Following a rigorous scientific review of all the available data, the MHRA said that the risk of these blood clots, based on reports up to and including 31 March, is slightly higher than the risk calculated from the reports published up to and including 24 March. However, likelihood of these blood clots occurring is still extremely rare.
The data suggest there is a slightly higher incidence reported in the younger adult age groups and the MHRA advises that this evolving evidence should be taken into account when considering the use of the vaccine.

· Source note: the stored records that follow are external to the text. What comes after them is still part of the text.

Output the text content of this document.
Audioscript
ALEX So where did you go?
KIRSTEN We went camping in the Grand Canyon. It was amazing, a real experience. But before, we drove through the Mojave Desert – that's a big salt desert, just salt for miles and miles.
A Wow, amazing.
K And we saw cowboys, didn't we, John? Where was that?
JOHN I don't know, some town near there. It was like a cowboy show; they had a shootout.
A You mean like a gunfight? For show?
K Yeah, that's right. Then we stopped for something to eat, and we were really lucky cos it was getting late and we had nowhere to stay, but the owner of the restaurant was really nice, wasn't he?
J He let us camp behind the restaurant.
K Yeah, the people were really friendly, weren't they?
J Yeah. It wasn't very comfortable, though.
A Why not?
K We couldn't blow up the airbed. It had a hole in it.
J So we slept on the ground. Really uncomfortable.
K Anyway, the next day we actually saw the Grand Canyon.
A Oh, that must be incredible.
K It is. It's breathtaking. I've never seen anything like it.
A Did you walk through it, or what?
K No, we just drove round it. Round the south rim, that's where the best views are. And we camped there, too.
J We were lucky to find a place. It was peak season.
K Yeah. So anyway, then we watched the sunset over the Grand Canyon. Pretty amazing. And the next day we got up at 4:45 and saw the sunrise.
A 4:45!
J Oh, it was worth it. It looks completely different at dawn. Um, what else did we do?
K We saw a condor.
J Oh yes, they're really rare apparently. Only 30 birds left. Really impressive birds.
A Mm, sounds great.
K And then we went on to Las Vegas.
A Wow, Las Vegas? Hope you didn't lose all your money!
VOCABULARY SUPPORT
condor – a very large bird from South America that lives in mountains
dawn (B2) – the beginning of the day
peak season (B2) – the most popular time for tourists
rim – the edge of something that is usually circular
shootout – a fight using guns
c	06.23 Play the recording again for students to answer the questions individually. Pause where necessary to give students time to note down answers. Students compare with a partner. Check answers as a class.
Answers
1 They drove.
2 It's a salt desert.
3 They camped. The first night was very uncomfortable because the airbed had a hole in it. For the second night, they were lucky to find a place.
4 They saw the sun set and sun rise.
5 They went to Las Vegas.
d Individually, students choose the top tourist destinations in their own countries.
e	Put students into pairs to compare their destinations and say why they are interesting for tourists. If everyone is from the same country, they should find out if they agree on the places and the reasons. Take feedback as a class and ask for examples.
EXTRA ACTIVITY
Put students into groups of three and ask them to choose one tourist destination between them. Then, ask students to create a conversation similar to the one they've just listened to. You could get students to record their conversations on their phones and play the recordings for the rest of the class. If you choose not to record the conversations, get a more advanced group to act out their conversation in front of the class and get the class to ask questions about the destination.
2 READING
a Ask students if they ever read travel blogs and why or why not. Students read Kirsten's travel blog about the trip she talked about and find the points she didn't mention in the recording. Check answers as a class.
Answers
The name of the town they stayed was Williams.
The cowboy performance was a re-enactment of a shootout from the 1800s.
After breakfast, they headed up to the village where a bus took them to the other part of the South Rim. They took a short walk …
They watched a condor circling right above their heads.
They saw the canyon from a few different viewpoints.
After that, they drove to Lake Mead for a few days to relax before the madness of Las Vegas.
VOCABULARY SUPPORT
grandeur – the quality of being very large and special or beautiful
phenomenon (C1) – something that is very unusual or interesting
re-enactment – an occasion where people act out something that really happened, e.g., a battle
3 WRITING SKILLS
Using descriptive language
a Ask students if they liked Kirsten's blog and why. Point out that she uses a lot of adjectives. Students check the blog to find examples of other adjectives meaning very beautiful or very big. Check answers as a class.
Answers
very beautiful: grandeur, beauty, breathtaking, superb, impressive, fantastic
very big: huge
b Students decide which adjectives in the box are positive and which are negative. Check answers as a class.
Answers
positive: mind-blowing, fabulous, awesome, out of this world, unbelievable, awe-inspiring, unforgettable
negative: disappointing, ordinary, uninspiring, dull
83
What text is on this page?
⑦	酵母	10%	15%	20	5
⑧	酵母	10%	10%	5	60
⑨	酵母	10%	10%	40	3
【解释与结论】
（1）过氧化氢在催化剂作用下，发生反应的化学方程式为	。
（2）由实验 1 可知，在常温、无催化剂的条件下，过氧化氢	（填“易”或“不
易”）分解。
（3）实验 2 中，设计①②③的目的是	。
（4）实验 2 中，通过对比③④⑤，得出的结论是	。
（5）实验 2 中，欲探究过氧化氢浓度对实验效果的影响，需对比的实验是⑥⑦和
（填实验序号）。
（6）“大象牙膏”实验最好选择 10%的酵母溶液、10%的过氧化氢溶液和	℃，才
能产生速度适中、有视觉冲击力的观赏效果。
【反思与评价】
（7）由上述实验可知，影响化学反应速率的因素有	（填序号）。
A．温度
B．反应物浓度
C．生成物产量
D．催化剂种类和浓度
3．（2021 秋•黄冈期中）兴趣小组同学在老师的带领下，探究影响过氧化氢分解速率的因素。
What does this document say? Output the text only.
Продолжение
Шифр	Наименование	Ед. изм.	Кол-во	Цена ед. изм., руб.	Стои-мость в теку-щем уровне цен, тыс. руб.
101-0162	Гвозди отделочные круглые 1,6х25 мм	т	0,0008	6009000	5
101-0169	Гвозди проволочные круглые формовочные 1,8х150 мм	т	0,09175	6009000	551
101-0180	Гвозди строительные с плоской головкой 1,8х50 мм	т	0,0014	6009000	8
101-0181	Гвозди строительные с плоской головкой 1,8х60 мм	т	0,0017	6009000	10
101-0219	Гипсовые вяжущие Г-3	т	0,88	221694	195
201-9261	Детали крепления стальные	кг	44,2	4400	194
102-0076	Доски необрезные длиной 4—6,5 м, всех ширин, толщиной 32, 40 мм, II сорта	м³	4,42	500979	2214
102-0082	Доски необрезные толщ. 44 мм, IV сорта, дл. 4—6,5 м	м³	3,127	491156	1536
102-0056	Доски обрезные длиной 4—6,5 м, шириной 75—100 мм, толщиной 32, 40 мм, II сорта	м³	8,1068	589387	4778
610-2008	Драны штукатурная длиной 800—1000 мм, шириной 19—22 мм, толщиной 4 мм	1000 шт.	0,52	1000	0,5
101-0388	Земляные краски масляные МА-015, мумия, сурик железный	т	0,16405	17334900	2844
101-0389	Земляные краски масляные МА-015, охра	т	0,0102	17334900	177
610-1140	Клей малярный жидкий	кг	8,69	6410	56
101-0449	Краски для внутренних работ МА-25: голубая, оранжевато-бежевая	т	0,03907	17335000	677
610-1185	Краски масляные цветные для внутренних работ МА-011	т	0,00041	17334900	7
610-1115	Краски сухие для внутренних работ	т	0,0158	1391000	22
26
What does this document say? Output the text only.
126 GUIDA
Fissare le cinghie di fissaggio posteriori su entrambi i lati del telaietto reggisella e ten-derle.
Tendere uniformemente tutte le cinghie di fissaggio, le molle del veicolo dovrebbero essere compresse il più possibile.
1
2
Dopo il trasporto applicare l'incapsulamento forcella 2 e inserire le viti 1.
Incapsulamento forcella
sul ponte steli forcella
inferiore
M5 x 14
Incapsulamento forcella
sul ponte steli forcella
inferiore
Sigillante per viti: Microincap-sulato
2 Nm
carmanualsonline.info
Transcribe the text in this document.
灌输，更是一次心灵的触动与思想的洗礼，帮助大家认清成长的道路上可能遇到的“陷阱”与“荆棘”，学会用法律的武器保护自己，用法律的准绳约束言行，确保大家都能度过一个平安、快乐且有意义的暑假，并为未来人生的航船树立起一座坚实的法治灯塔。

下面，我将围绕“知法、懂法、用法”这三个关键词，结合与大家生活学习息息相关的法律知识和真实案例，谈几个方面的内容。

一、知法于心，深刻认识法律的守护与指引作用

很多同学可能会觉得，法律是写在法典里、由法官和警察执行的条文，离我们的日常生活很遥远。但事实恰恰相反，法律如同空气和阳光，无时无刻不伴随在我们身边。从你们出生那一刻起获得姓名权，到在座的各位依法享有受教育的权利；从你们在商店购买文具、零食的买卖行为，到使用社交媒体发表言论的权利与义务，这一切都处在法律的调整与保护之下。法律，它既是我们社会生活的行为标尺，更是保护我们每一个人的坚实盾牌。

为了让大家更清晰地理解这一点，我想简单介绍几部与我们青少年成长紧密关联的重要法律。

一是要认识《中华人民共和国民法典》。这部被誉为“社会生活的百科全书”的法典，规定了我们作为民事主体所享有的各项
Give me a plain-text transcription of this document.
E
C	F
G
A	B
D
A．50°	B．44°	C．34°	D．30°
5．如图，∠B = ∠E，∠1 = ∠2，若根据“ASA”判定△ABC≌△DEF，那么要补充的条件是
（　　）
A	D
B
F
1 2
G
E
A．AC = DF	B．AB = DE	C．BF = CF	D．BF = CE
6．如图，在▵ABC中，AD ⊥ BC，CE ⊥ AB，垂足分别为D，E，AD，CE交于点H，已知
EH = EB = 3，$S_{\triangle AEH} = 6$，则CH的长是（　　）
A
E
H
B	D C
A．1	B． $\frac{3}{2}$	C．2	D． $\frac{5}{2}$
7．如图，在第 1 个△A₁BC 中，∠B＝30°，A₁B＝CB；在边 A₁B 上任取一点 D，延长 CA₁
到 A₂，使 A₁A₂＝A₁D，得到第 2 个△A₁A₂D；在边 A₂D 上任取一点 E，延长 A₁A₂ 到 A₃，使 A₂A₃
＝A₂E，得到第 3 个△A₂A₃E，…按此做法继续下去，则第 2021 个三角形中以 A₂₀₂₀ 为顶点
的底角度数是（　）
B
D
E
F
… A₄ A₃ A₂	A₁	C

The Joint Committee on Vaccination and Immunisation (JCVI) advise that the benefits of prompt vaccination with the AstraZeneca vaccine far outweigh the risk of adverse events for individuals 30 years of age and over and those who have underlying health conditions which put them at higher risk of severe COVID-19. The JCVI has also advised that it is preferable for adults aged under 30, without underlying health conditions that put them at higher risk of severe COVID-19, to be offered an alternative COVID-19 vaccine, if available.
The MHRA’s advice remains that the benefits of the vaccines against COVID-19 continue to outweigh any risks and that the public should continue to get their vaccine when invited to do so.